The most successful of those receiving loans through their groups will be eligible for larger individual loans. In terms of operations, instead of a complex form, the loan agreement will be reduced to a half-page form written in the immigrants’ own language. Loans amounts might range from $2,000 to $25,000. A fee (adjusted to the loan’s size) will pay local administrative costs, while interest payments will cover the cost of lending. Every 10 million dollars could finance 1,000 businesses at the $10,000 level. As these loans are repaid, they can fund additional and/or larger businesses.

Concluding Thoughts

Every new approach to financial inclusion starts small. The modern microfinance system (more accurately, micro-credit) was much smaller before the network-building efforts of nonprofits in the 1980s and 1990s. Now there are 139 million microfinance borrowers worldwide. An initiative based on the principles outlined could likewise have widespread application.
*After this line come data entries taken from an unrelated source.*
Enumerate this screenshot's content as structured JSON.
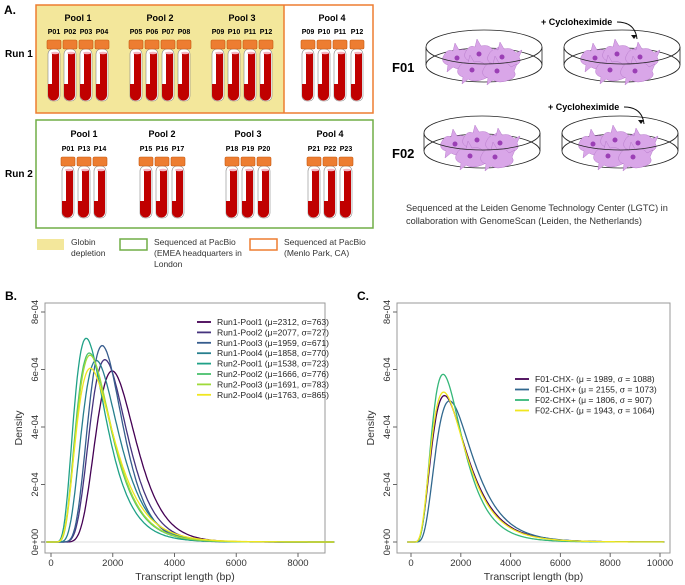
{
  "panel_a": {
    "label": "A.",
    "run1": {
      "label": "Run 1",
      "pools": [
        {
          "label": "Pool 1",
          "tubes": [
            "P01",
            "P02",
            "P03",
            "P04"
          ]
        },
        {
          "label": "Pool 2",
          "tubes": [
            "P05",
            "P06",
            "P07",
            "P08"
          ]
        },
        {
          "label": "Pool 3",
          "tubes": [
            "P09",
            "P10",
            "P11",
            "P12"
          ]
        },
        {
          "label": "Pool 4",
          "tubes": [
            "P09",
            "P10",
            "P11",
            "P12"
          ]
        }
      ]
    },
    "run2": {
      "label": "Run 2",
      "pools": [
        {
          "label": "Pool 1",
          "tubes": [
            "P01",
            "P13",
            "P14"
          ]
        },
        {
          "label": "Pool 2",
          "tubes": [
            "P15",
            "P16",
            "P17"
          ]
        },
        {
          "label": "Pool 3",
          "tubes": [
            "P18",
            "P19",
            "P20"
          ]
        },
        {
          "label": "Pool 4",
          "tubes": [
            "P21",
            "P22",
            "P23"
          ]
        }
      ]
    },
    "legend": [
      {
        "lines": [
          "Globin",
          "depletion"
        ],
        "color": "#F3E79B",
        "style": "fill"
      },
      {
        "lines": [
          "Sequenced at PacBio",
          "(EMEA headquarters in",
          "London"
        ],
        "color": "#70AD47",
        "style": "outline"
      },
      {
        "lines": [
          "Sequenced at PacBio",
          "(Menlo Park, CA)"
        ],
        "color": "#ED7D31",
        "style": "outline"
      }
    ],
    "cells": {
      "rows": [
        "F01",
        "F02"
      ],
      "treatment": "+ Cycloheximide",
      "caption": [
        "Sequenced at the Leiden Genome Technology Center (LGTC) in",
        "collaboration with GenomeScan (Leiden, the Netherlands)"
      ]
    },
    "colors": {
      "globin": "#F3E79B",
      "london": "#70AD47",
      "menlo": "#ED7D31",
      "cap": "#ED7D31",
      "blood": "#C00000",
      "cell": "#D9A6E8",
      "nucleus": "#9B3FB5"
    }
  },
  "chart_data": [
    {
      "panel_label": "B.",
      "type": "line",
      "xlabel": "Transcript length (bp)",
      "ylabel": "Density",
      "xlim": [
        0,
        9000
      ],
      "ylim": [
        0,
        0.0008
      ],
      "xticks": [
        "0",
        "2000",
        "4000",
        "6000",
        "8000"
      ],
      "xtick_values": [
        0,
        2000,
        4000,
        6000,
        8000
      ],
      "yticks": [
        "0e+00",
        "2e-04",
        "4e-04",
        "6e-04",
        "8e-04"
      ],
      "ytick_values": [
        0,
        0.0002,
        0.0004,
        0.0006,
        0.0008
      ],
      "legend_placement": "top-right",
      "series": [
        {
          "name": "Run1-Pool1 (μ=2312, σ=763)",
          "mean": 2312,
          "sd": 763,
          "color": "#440154"
        },
        {
          "name": "Run1-Pool2 (μ=2077, σ=727)",
          "mean": 2077,
          "sd": 727,
          "color": "#46337E"
        },
        {
          "name": "Run1-Pool3 (μ=1959, σ=671)",
          "mean": 1959,
          "sd": 671,
          "color": "#365C8D"
        },
        {
          "name": "Run1-Pool4 (μ=1858, σ=770)",
          "mean": 1858,
          "sd": 770,
          "color": "#277F8E"
        },
        {
          "name": "Run2-Pool1 (μ=1538, σ=723)",
          "mean": 1538,
          "sd": 723,
          "color": "#1FA187"
        },
        {
          "name": "Run2-Pool2 (μ=1666, σ=776)",
          "mean": 1666,
          "sd": 776,
          "color": "#4AC16D"
        },
        {
          "name": "Run2-Pool3 (μ=1691, σ=783)",
          "mean": 1691,
          "sd": 783,
          "color": "#9FDA3A"
        },
        {
          "name": "Run2-Pool4 (μ=1763, σ=865)",
          "mean": 1763,
          "sd": 865,
          "color": "#F0E620"
        }
      ]
    },
    {
      "panel_label": "C.",
      "type": "line",
      "xlabel": "Transcript length (bp)",
      "ylabel": "Density",
      "xlim": [
        0,
        10000
      ],
      "ylim": [
        0,
        0.0008
      ],
      "xticks": [
        "0",
        "2000",
        "4000",
        "6000",
        "8000",
        "10000"
      ],
      "xtick_values": [
        0,
        2000,
        4000,
        6000,
        8000,
        10000
      ],
      "yticks": [
        "0e+00",
        "2e-04",
        "4e-04",
        "6e-04",
        "8e-04"
      ],
      "ytick_values": [
        0,
        0.0002,
        0.0004,
        0.0006,
        0.0008
      ],
      "legend_placement": "right",
      "series": [
        {
          "name": "F01-CHX- (μ = 1989, σ = 1088)",
          "mean": 1989,
          "sd": 1088,
          "color": "#440154"
        },
        {
          "name": "F01-CHX+ (μ = 2155, σ = 1073)",
          "mean": 2155,
          "sd": 1073,
          "color": "#31688E"
        },
        {
          "name": "F02-CHX+ (μ = 1806, σ = 907)",
          "mean": 1806,
          "sd": 907,
          "color": "#35B779"
        },
        {
          "name": "F02-CHX- (μ = 1943, σ = 1064)",
          "mean": 1943,
          "sd": 1064,
          "color": "#F0E620"
        }
      ]
    }
  ]
}
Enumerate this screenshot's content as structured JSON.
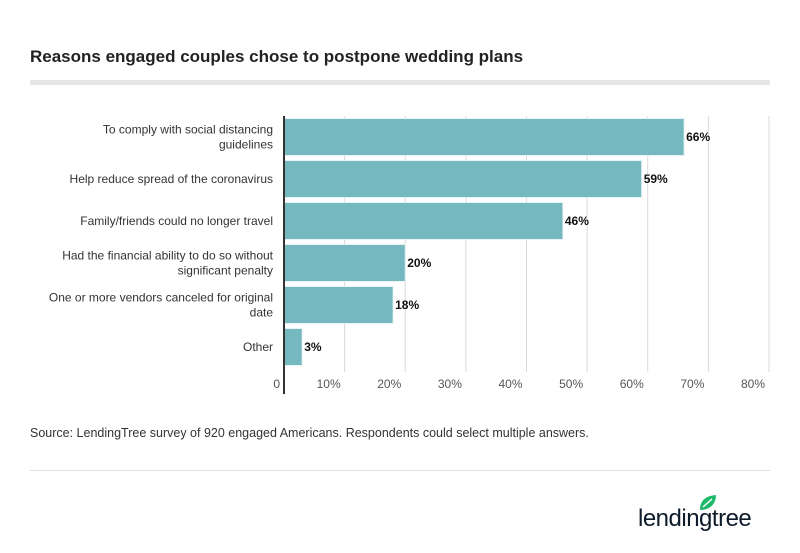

Now is the time to get started.

Jeffrey Ashe has spent over 20 years designing, managing, and evaluating peer-based lending microfinance projects in 35 countries and another 20 years promoting savings groups. Over the past three years, his graduate students from Columbia University have studied informal savings circles in immigrant countries and developing countries. Ashe is the director of Grassroots Finance Action, where like-minded practitioners meet to discuss innovations in financial inclusion.